Archive

Archive for June, 2006

Blood Red Eye

June 28, 2006 Sam Leave a comment

I guess its getting worse, my eye. I was forced to stop wearing contacts back in march because of my eyes doing this and now my left eye is at it again. Maybe all I need is more sleep, I hope its nothing serious.

But like Ive always said- Id rather go blind than deaf, being a musician and all.

Categories: Life

The next chapter…

June 27, 2006 Sam Leave a comment

I was cleaning out my closet (seems to be a yearly event) and I found this book I used to read all the time. Its called “Leadership Secrets of Atilla the Hun”. Its a book of principles on how to be a leader in any setting. The old me used to be somewhat good at that. Im reading it again. Ive changed my diet, Ive changed my mindset, Ive read parts of several ”holy books” and have realized what I want in my life. Not love, Not that special someone that makes me feel good, I want peace in my life. There’s always something in life that makes me angry. I want peace, peace of mind. I used to drink a little bit to get that peaceful buzz, I hardly drink anymore. I’ve done a lot of things Id rather forget Ive done to make peace for small amounts of time, but they’ve never worked for more than a night or a few days.
I want to stop wondering how other people see me, I want to stop worrying about screwing up, I want to stop a lot of things that tourcher my mind. I really do.
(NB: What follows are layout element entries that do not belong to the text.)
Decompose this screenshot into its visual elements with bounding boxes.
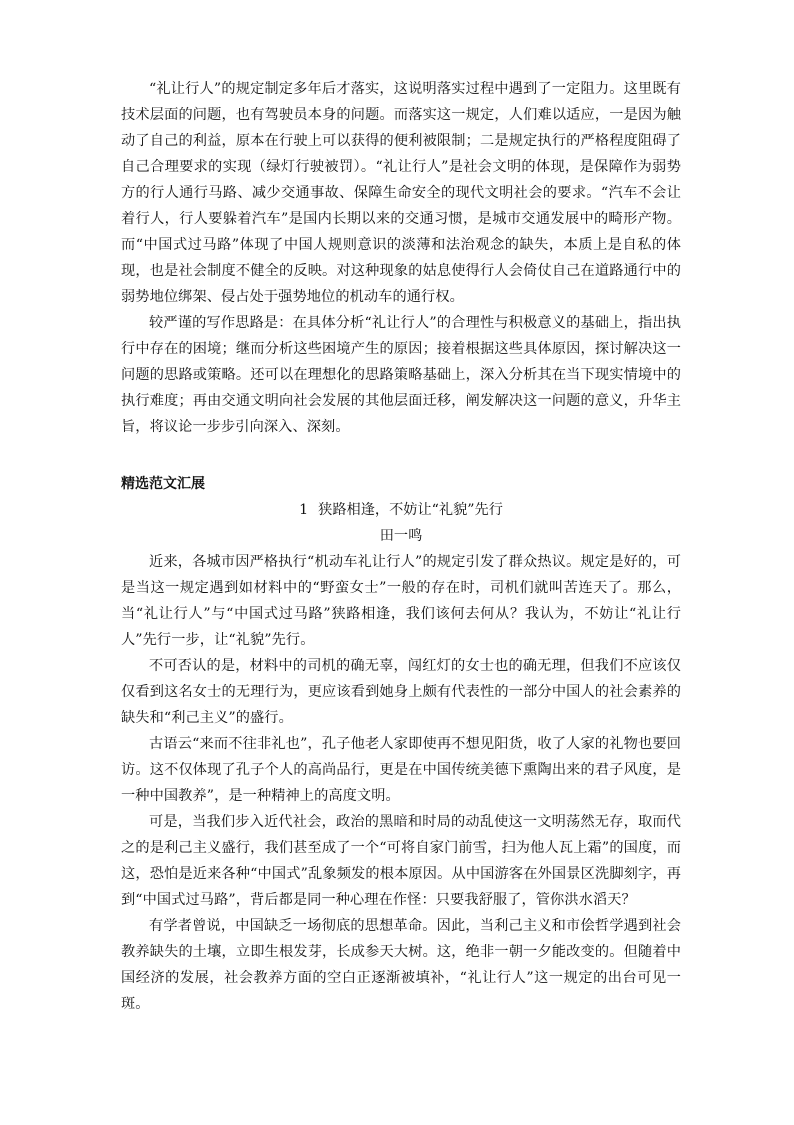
essay-title-text: 狭路相逢，不妨让“礼貌”先行 bbox=[318, 502, 503, 518]
document-page bbox=[121, 76, 681, 1017]
section-title: 精选范文汇展 bbox=[121, 476, 205, 492]
intro-paragraph-2: 较严谨的写作思路是：在具体分析“礼让行人”的合理性与积极意义的基础上，指出执行中存在的困境；继而分析这些困境产生的原因；接着根据这些具体原因，探讨解决这一问题的思路或策略。还可以在理想化的思路策略基础上，深入分析其在当下现实情境中的执行难度；再由交通文明向社会发展的其他层面迁移，阐发解决这一问题的意义，升华主旨，将议论一步步引向深入、深刻。 bbox=[121, 315, 681, 435]
intro-paragraph-1: “礼让行人”的规定制定多年后才落实，这说明落实过程中遇到了一定阻力。这里既有技术层面的问题，也有驾驶员本身的问题。而落实这一规定，人们难以适应，一是因为触动了自己的利益，原本在行驶上可以获得的便利被限制；二是规定执行的严格程度阻碍了自己合理要求的实现（绿灯行驶被罚）。“礼让行人”是社会文明的体现，是保障作为弱势方的行人通行马路、减少交通事故、保障生命安全的现代文明社会的要求。“汽车不会让着行人，行人要躲着汽车”是国内长期以来的交通习惯，是城市交通发展中的畸形产物。而“中国式过马路”体现了中国人规则意识的淡薄和法治观念的缺失，本质上是自私的体现，也是社会制度不健全的反映。对这种现象的姑息使得行人会倚仗自己在道路通行中的弱势地位绑架、侵占处于强势地位的机动车的通行权。 bbox=[121, 81, 681, 305]
essay-paragraph-3: 古语云“来而不往非礼也”，孔子他老人家即使再不想见阳货，收了人家的礼物也要回访。这不仅体现了孔子个人的高尚品行，更是在中国传统美德下熏陶出来的君子风度，是一种中国教养”，是一种精神上的高度文明。 bbox=[121, 736, 681, 804]
essay-number: 1 bbox=[299, 502, 309, 518]
essay-author: 田一鸣 bbox=[379, 528, 423, 544]
section-gap bbox=[121, 440, 681, 471]
essay-paragraph-4: 可是，当我们步入近代社会，政治的黑暗和时局的动乱使这一文明荡然无存，取而代之的是利己主义盛行，我们甚至成了一个“可将自家门前雪，扫为他人瓦上霜”的国度，而这，恐怕是近来各种“中国式”乱象频发的根本原因。从中国游客在外国景区洗脚刻字，再到“中国式过马路”，背后都是同一种心理在作怪：只要我舒服了，管你洪水滔天？ bbox=[121, 814, 681, 908]
essay-paragraph-2: 不可否认的是，材料中的司机的确无辜，闯红灯的女士也的确无理，但我们不应该仅仅看到这名女士的无理行为，更应该看到她身上颇有代表性的一部分中国人的社会素养的缺失和“利己主义”的盛行。 bbox=[121, 658, 681, 726]
essay-title bbox=[121, 497, 681, 523]
essay-paragraph-1: 近来，各城市因严格执行“机动车礼让行人”的规定引发了群众热议。规定是好的，可是当这一规定遇到如材料中的“野蛮女士”一般的存在时，司机们就叫苦连天了。那么，当“礼让行人”与“中国式过马路”狭路相逢，我们该何去何从？我认为，不妨让“礼让行人”先行一步，让“礼貌”先行。 bbox=[121, 554, 681, 648]
essay-paragraph-5: 有学者曾说，中国缺乏一场彻底的思想革命。因此，当利己主义和市侩哲学遇到社会教养缺失的土壤，立即生根发芽，长成参天大树。这，绝非一朝一夕能改变的。但随着中国经济的发展，社会教养方面的空白正逐渐被填补，“礼让行人”这一规定的出台可见一斑。 bbox=[121, 918, 681, 1012]
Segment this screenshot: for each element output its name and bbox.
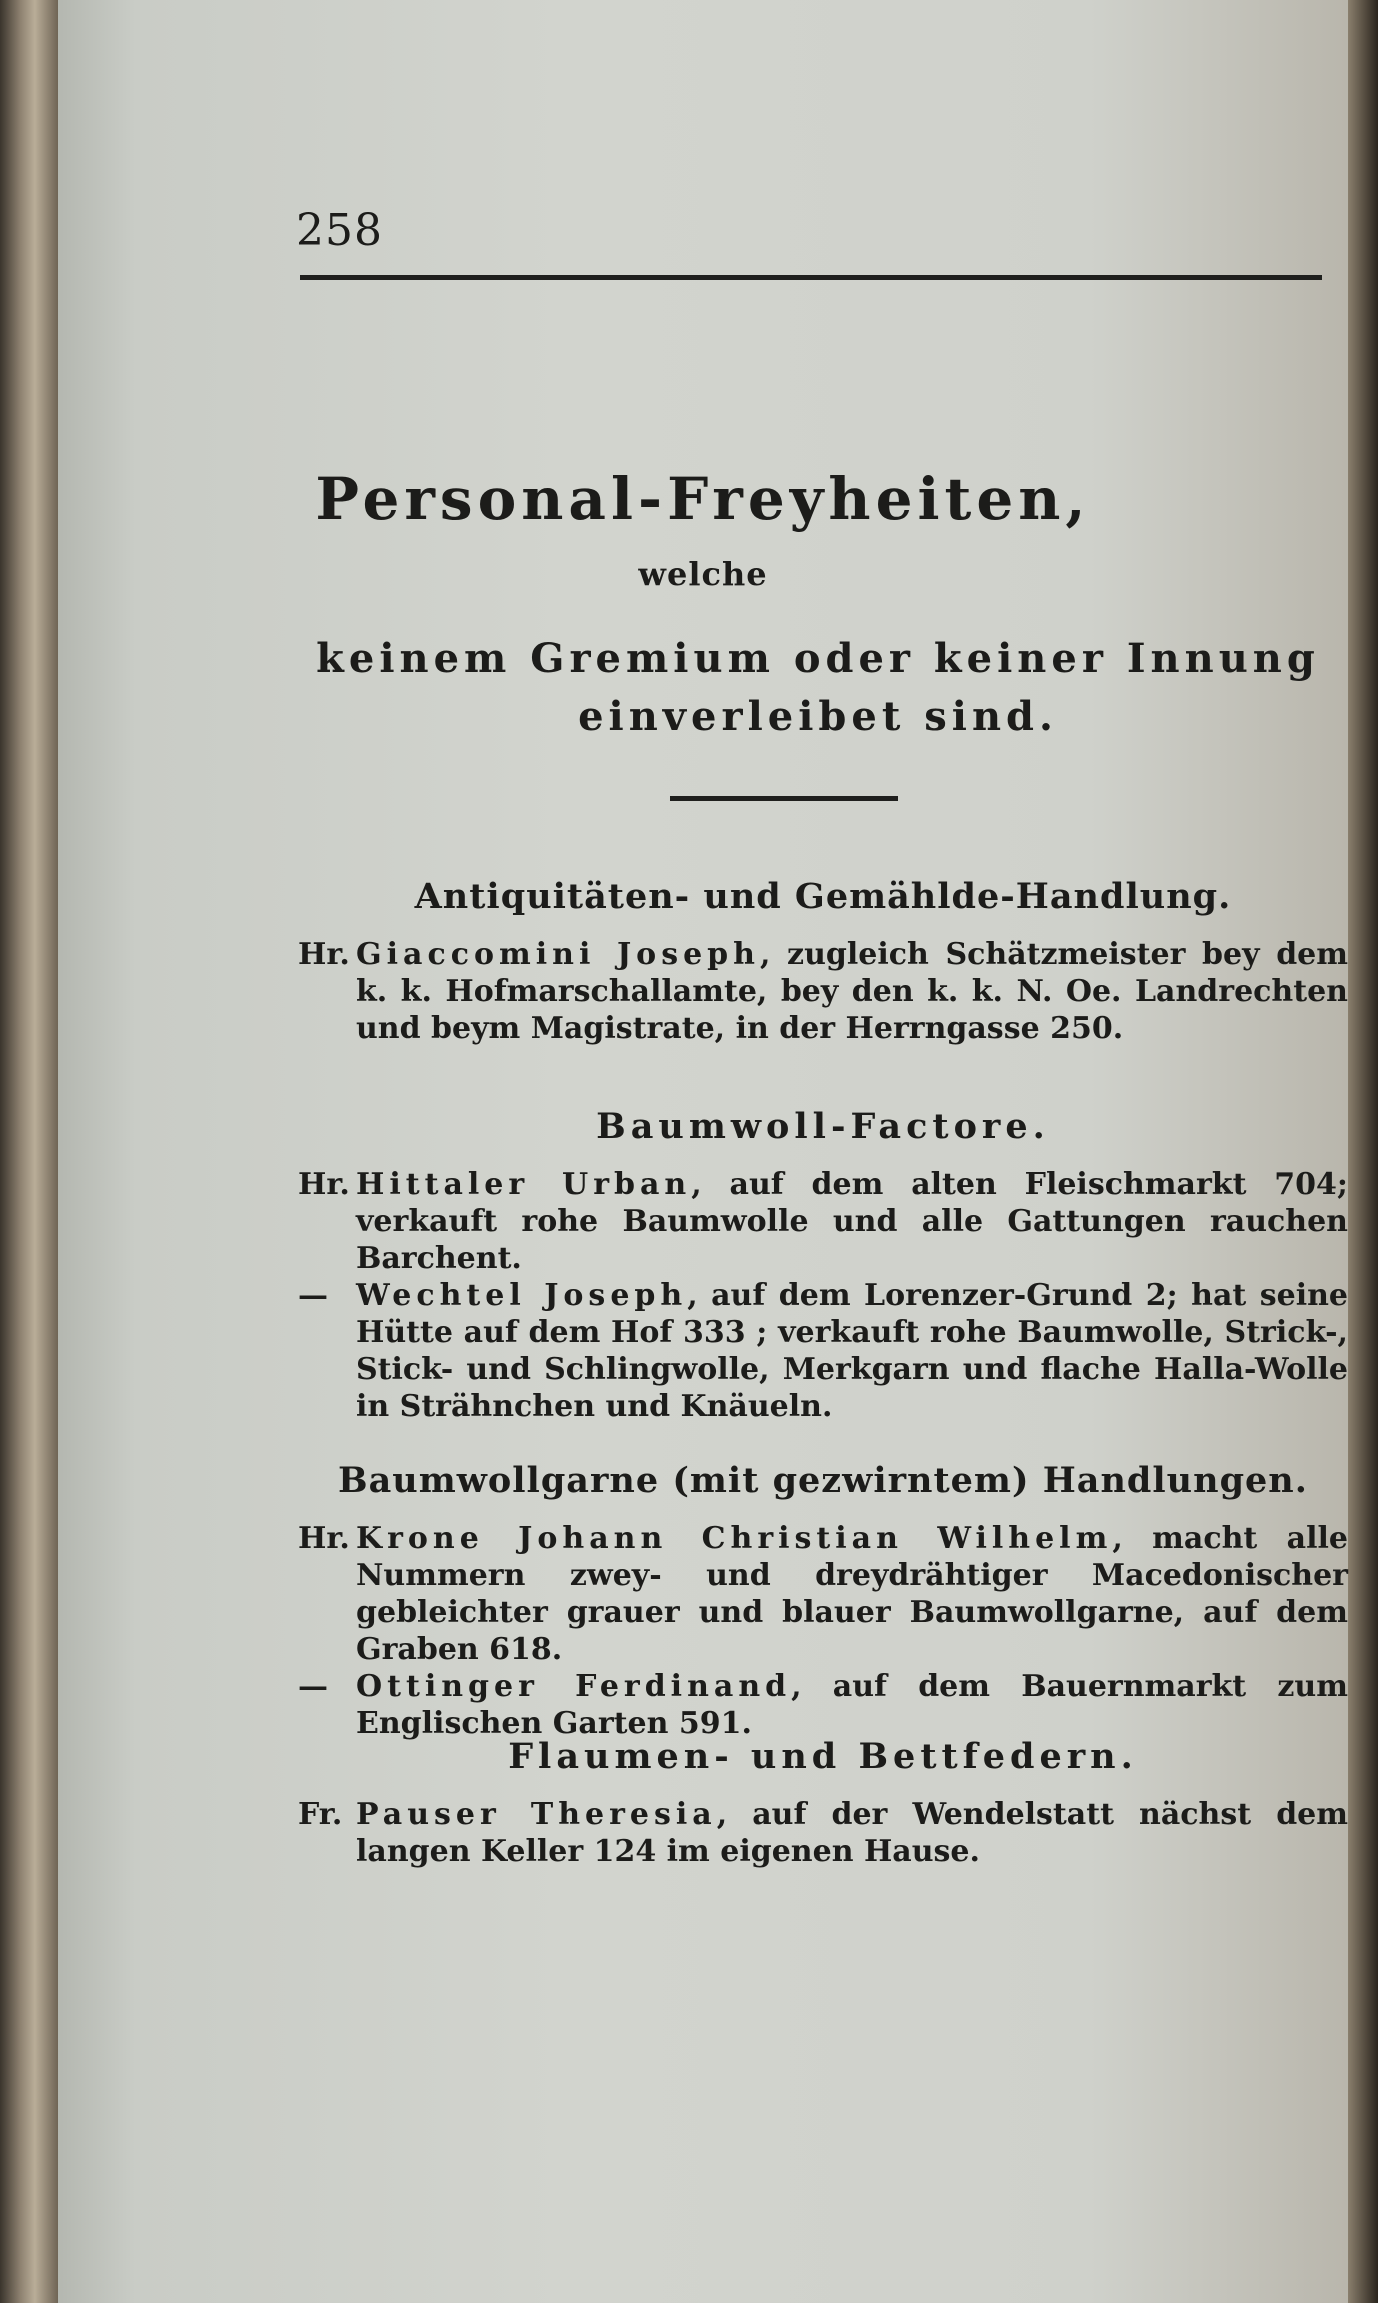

All I want is peace of mind and damn it… Im going to get it. Ive been in a personal revolution this summer and now its time to amp it up a little bit more and achieve exactly what I want.

Categories: Life

Vengeance

June 26, 2006 Sam Leave a comment

Success is the best vengeance

Categories: Immortal Thoughts

Ouch

June 25, 2006 Sam Leave a comment

Ouch, Forgotten is yesterday, Omitted from the memory. Time, Money, Love, Patience, and a soul all thrown out the window. The saving grace that caught the fallen, but never good enough to be remembered. Who's love was so great but yet never mattered and is again forgotten. Thats me

And to think, it all began a year ago today, For a few the road ended and for some the road had just began. June 25th, 2005- A day that will live in emphamy when eight lives changed forever. "The Quad-Date"… And to think how everyone has gone their seperate ways. One man is in tulsa. One girl is in Arkansas. One man is living in sun valley. One girl on her way to moscow. One mans a stoner, Two girls are happily in the arms of new boy-toys and One man- remembers.

And it will be hard to forget.

*Its sad to think that some people have to measure who you are by who you're with. They say they want to be their own person and yet they always have to have that squeeze. Jump from one relationship to the next and then they get tired of the great ones and throw them away and move on to the next un-suspecting/trusting peron and start again. Its happened before, and it will happen again. Its sad*

Chas, Im sorry that our time together didnt mean that much to you (as apparent by your blog). You sure fooled me.

*end transmission*

Categories: Uncategorized

Looking back on it

June 22, 2006 Sam Leave a comment

Ive been reading a lot of my old posts (poems, songs, dynamic one liners, ect ect…) and I never realized how good some of them were. Check them out!

Categories: Life

Fat Bottom Girls… You DO make the Rockin World Go Round

June 21, 2006 Sam Leave a comment

Gotta love em. I mean if we didnt have fat bottom girls who would dance in the rappers videos? Who would want a small tight ass anyway? tight ass's piss me off. So Fat Bottom Girls… You do make the Rockin World Go Round!!

Categories: Life

Burn in my light

June 21, 2006 Sam Leave a comment

Never again

June 20, 2006 Sam Leave a comment

Never again. I wont do it again. When/if the time is right, maybe. But until then- NEVER again.